— А ты уже винтовку взял?
И сразу будто заборы упали — все заговорили с Семеном, шутливо, с прибаутками:
— Такому богатырю на одну руку сто юнкеров подавай.
Уже через полчаса, с винтовкой на плече, подпоясанный новеньким солдатским ремнем, на котором висели патронные сумки, Семен шагал в толпе красногвардейцев из Кунавина в город. И знакомое чувство решительности и задора захватило его от маковки до пят.
В этот вечер он не вернулся домой ночевать. И не возвращался… вплоть до двадцать второго года, когда кончились все фронты, а красноармейцы были отпущены по домам. Буйным и вместе твердым шагом прошел он по всем фронтам. За четыре с половиной года побывал он и в Сибири, и на Украине, и в Крыму, и на Кавказе… Оглушительно пел он тогда простую, но победную песню:
Мы сме-е-ло в бой пойдем
За власть Советов
И, как один, умрем
В борьбе-е-е за это!
В конце голодного двадцать первого года он полтора месяца валялся в тифу в лазарете маленького украинского городка, — вышел из лазарета худой, высокий, костлявый… Тут его потянуло домой, к себе на Волгу.
Миллионы тогда было таких, как Семен, — смелых, решительных, но незаметных героев, которые на своих плечах несли великие пролетарские походы и их славу, а после походов вернулись к своему прежнему труду — спокойно и незаметно.
Четыре с половиной года Семен не был дома, а эти годы и для него, и для отца с матерью были как десятки лет. После долгих блужданий по Кунавину (теперь пригород стали называть Канавино) он наконец вошел во двор дома, где, как ему указали, жили Острогоровы.
В пустом дворе седой, согнутый старик разбивал колуном винную сорокаведерную бочку. Семен крикнул:
— Здорово, дедушка! Не здесь ли живут Острогоровы?

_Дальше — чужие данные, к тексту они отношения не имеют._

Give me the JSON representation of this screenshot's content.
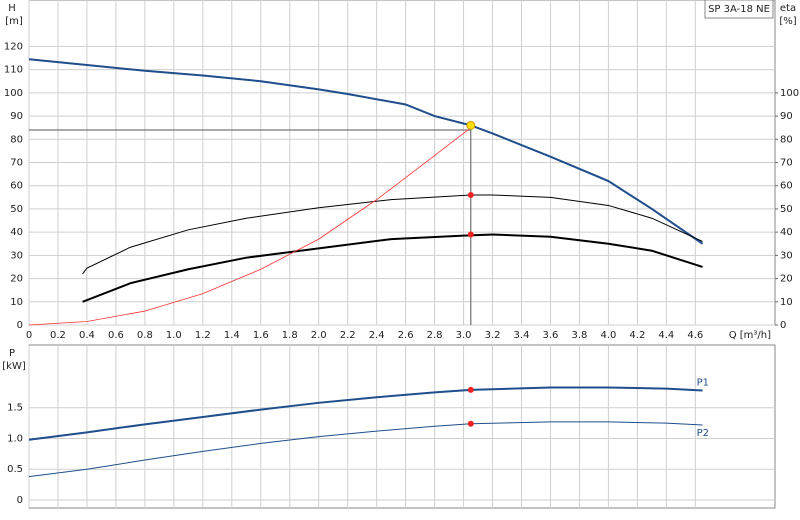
{
  "chart_data": [
    {
      "type": "line",
      "title": "SP 3A-18 NE",
      "y_label": "H",
      "y_unit": "[m]",
      "y2_label": "eta",
      "y2_unit": "[%]",
      "x_label": "Q [m³/h]",
      "xlim": [
        0,
        5.15
      ],
      "ylim": [
        0,
        140
      ],
      "y2lim": [
        0,
        140
      ],
      "grid": true,
      "xticks": [
        0,
        0.2,
        0.4,
        0.6,
        0.8,
        {
          "value": 1,
          "label": "1.0"
        },
        1.2,
        1.4,
        1.6,
        1.8,
        {
          "value": 2,
          "label": "2.0"
        },
        2.2,
        2.4,
        2.6,
        2.8,
        {
          "value": 3,
          "label": "3.0"
        },
        3.2,
        3.4,
        3.6,
        3.8,
        {
          "value": 4,
          "label": "4.0"
        },
        4.2,
        4.4,
        4.6
      ],
      "yticks": [
        0,
        10,
        20,
        30,
        40,
        50,
        60,
        70,
        80,
        90,
        100,
        110,
        120
      ],
      "y2ticks": [
        0,
        10,
        20,
        30,
        40,
        50,
        60,
        70,
        80,
        90,
        100
      ],
      "series": [
        {
          "color": "#1f4e8c",
          "line_width": 2,
          "x": [
            0,
            0.4,
            0.8,
            1.2,
            1.6,
            2.0,
            2.2,
            2.6,
            2.8,
            3.05,
            3.2,
            3.6,
            4.0,
            4.3,
            4.65
          ],
          "values": [
            114.5,
            112,
            109.5,
            107.5,
            105,
            101.5,
            99.5,
            95,
            90,
            86,
            82.5,
            72.5,
            62,
            50,
            35
          ]
        },
        {
          "color": "#000000",
          "line_width": 2,
          "axis": "y2",
          "x": [
            0.37,
            0.7,
            1.1,
            1.5,
            2.0,
            2.5,
            3.0,
            3.2,
            3.6,
            4.0,
            4.3,
            4.65
          ],
          "values": [
            10,
            18,
            24,
            29,
            33,
            37,
            38.5,
            39,
            38,
            35,
            32,
            25
          ]
        },
        {
          "color": "#000000",
          "line_width": 1,
          "axis": "y2",
          "x": [
            0.37,
            0.4,
            0.7,
            1.1,
            1.5,
            2.0,
            2.5,
            3.05,
            3.2,
            3.6,
            4.0,
            4.3,
            4.65
          ],
          "values": [
            22,
            24.5,
            33.5,
            41,
            46,
            50.5,
            54,
            56,
            56,
            55,
            51.5,
            46,
            36
          ]
        },
        {
          "color": "#ff3333",
          "line_width": 0.8,
          "x": [
            0,
            0.4,
            0.8,
            1.2,
            1.6,
            2.0,
            2.4,
            2.8,
            3.05
          ],
          "values": [
            0,
            1.5,
            6,
            13.5,
            24,
            37,
            54,
            73,
            85
          ]
        }
      ],
      "markers": [
        {
          "color": "#ffdd00",
          "x": 3.05,
          "y": 86
        },
        {
          "color": "#ee2222",
          "x": 3.05,
          "y": 56
        },
        {
          "color": "#ee2222",
          "x": 3.05,
          "y": 39
        }
      ],
      "operating_point": {
        "x": 3.05,
        "y": 84
      }
    },
    {
      "type": "line",
      "y_label": "P",
      "y_unit": "[kW]",
      "xlim": [
        0,
        5.15
      ],
      "ylim": [
        -0.13,
        2.52
      ],
      "grid": true,
      "xticks": [
        0,
        0.2,
        0.4,
        0.6,
        0.8,
        1,
        1.2,
        1.4,
        1.6,
        1.8,
        2,
        2.2,
        2.4,
        2.6,
        2.8,
        3,
        3.2,
        3.4,
        3.6,
        3.8,
        4,
        4.2,
        4.4,
        4.6
      ],
      "yticks": [
        0,
        0.5,
        {
          "value": 1,
          "label": "1.0"
        },
        1.5
      ],
      "series": [
        {
          "name": "P1",
          "color": "#1f4e8c",
          "line_width": 2,
          "x": [
            0,
            0.4,
            0.8,
            1.2,
            1.6,
            2.0,
            2.4,
            2.8,
            3.05,
            3.6,
            4.0,
            4.4,
            4.65
          ],
          "values": [
            0.98,
            1.1,
            1.23,
            1.35,
            1.47,
            1.58,
            1.67,
            1.75,
            1.79,
            1.83,
            1.83,
            1.81,
            1.78
          ]
        },
        {
          "name": "P2",
          "color": "#1f4e8c",
          "line_width": 1,
          "x": [
            0,
            0.4,
            0.8,
            1.2,
            1.6,
            2.0,
            2.4,
            2.8,
            3.05,
            3.6,
            4.0,
            4.4,
            4.65
          ],
          "values": [
            0.38,
            0.5,
            0.65,
            0.79,
            0.92,
            1.03,
            1.12,
            1.2,
            1.24,
            1.27,
            1.27,
            1.25,
            1.22
          ]
        }
      ],
      "markers": [
        {
          "color": "#ee2222",
          "x": 3.05,
          "y": 1.79
        },
        {
          "color": "#ee2222",
          "x": 3.05,
          "y": 1.24
        }
      ]
    }
  ]
}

Старик обернулся. У него были очень широкие плечи, седая смятая борода закрывала лицо.
— Эва, дедушка! Да нешто я тебе дедушка? — сказал он и бросил колун.
— Тятя! — испугался Семен.
— Кхе-кхе… Знамо, тятя! Аль уж я так постарел?
С крыльца сбежала Матрена, закричала на весь двор:
— Семушка! Родной мой! А я уж и не чаяла тебя в живых видать.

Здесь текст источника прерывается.